Ohio University alum Alison Stine’s new book, Road Out of Winter, is just out from MIRA Books (HarperCollins).
Stine earned a Ph.D. in English in 2013 from the College of Arts & Sciences at Ohio University.
Set during an endless winter in an Appalachia ravaged by climate change, Road Out of Winter is about a young marijuana farmer who attempts to escape a cult and the deteriorating society around her, with the found family she rescues along the way.
“Set during an endless winter in an Appalachia ravaged by climate change, Road Out of Winter is about a young marijuana farmer who attempts to escape a cult and the deteriorating society around her, with the found family she rescues along the way.”

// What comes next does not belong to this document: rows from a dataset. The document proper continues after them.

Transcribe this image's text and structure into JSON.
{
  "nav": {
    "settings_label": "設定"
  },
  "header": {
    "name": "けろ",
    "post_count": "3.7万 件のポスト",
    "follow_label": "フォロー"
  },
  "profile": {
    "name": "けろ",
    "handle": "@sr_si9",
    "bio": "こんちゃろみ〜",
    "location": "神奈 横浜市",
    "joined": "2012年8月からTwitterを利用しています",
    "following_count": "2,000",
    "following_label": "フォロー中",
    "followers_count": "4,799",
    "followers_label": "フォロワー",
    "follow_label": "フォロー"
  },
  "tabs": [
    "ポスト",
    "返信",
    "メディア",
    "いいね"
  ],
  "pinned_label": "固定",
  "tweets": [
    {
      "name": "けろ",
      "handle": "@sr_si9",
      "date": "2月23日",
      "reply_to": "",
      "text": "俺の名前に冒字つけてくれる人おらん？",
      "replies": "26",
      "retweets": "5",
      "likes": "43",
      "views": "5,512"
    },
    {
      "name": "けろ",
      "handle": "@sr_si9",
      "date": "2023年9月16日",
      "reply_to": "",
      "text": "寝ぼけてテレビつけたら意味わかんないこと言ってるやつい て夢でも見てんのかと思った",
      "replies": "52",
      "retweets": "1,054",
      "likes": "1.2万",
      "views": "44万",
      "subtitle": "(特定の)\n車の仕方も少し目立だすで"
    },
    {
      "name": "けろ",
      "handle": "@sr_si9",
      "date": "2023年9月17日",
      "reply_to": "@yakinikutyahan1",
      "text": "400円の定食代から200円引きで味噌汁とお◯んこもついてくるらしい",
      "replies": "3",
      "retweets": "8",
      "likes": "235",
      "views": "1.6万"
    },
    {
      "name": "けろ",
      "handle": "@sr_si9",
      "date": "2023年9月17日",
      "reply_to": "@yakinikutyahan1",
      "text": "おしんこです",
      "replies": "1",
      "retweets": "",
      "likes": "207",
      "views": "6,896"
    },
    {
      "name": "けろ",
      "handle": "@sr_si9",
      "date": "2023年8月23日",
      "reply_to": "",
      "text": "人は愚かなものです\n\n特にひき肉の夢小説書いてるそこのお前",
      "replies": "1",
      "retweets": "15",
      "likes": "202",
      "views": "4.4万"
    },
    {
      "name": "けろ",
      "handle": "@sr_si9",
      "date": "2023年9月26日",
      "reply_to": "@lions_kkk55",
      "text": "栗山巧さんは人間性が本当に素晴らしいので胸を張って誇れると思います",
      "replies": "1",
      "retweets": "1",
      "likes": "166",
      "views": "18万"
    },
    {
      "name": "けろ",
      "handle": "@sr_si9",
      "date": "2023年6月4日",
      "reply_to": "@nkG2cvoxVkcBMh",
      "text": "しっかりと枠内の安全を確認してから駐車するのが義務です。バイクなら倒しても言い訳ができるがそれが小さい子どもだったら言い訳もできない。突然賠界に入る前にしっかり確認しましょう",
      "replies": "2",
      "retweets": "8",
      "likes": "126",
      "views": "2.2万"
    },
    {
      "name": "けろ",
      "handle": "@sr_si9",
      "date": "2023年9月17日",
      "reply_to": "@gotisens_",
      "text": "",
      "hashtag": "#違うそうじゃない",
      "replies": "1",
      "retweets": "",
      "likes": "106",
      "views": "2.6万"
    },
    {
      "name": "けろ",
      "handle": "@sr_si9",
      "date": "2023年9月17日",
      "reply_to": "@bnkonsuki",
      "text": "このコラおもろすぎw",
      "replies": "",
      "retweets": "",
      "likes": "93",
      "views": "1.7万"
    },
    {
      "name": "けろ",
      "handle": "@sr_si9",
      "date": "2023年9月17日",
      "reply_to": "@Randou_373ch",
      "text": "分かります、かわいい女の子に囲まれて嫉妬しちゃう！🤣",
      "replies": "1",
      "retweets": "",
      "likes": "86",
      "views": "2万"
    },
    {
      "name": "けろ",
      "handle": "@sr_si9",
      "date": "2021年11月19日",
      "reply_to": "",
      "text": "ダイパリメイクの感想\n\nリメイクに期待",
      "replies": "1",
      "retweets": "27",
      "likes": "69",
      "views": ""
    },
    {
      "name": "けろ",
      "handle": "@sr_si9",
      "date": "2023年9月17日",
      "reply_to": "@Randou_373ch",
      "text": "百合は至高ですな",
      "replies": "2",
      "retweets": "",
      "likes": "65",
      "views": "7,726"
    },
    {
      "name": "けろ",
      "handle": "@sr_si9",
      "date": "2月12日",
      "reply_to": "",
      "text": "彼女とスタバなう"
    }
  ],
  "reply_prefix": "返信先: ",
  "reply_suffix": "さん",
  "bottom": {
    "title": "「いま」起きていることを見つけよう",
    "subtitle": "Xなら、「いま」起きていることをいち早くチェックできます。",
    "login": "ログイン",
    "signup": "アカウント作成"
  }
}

Stine’s website provides this description of the book:
Wylodine comes from a world of paranoia and poverty—her family grows marijuana illegally, and life has always been a battle. Now she’s been left behind to tend the crop alone. Then spring doesn’t return for the second year in a row, bringing unprecedented, extreme winter.
With grow lights stashed in her truck and a pouch of precious seeds, she begins a journey to start over, away from Appalachian Ohio. But the icy roads and strangers hidden in the hills prove treacherous. After a harrowing encounter with a violent cult, Wil and her small group become a target for the cult’s leader. Because she has the most valuable skill in the climate chaos: she can make things grow.
Urgent and poignant, Road Out of Winter is a glimpse of an all-too-possible near future, with a chosen family forged in the face of dystopian collapse. With the gripping suspense of The Road and the lyricism of Station Eleven, Stine’s vision is of a changing world where an unexpected hero searches for a place hope might take root.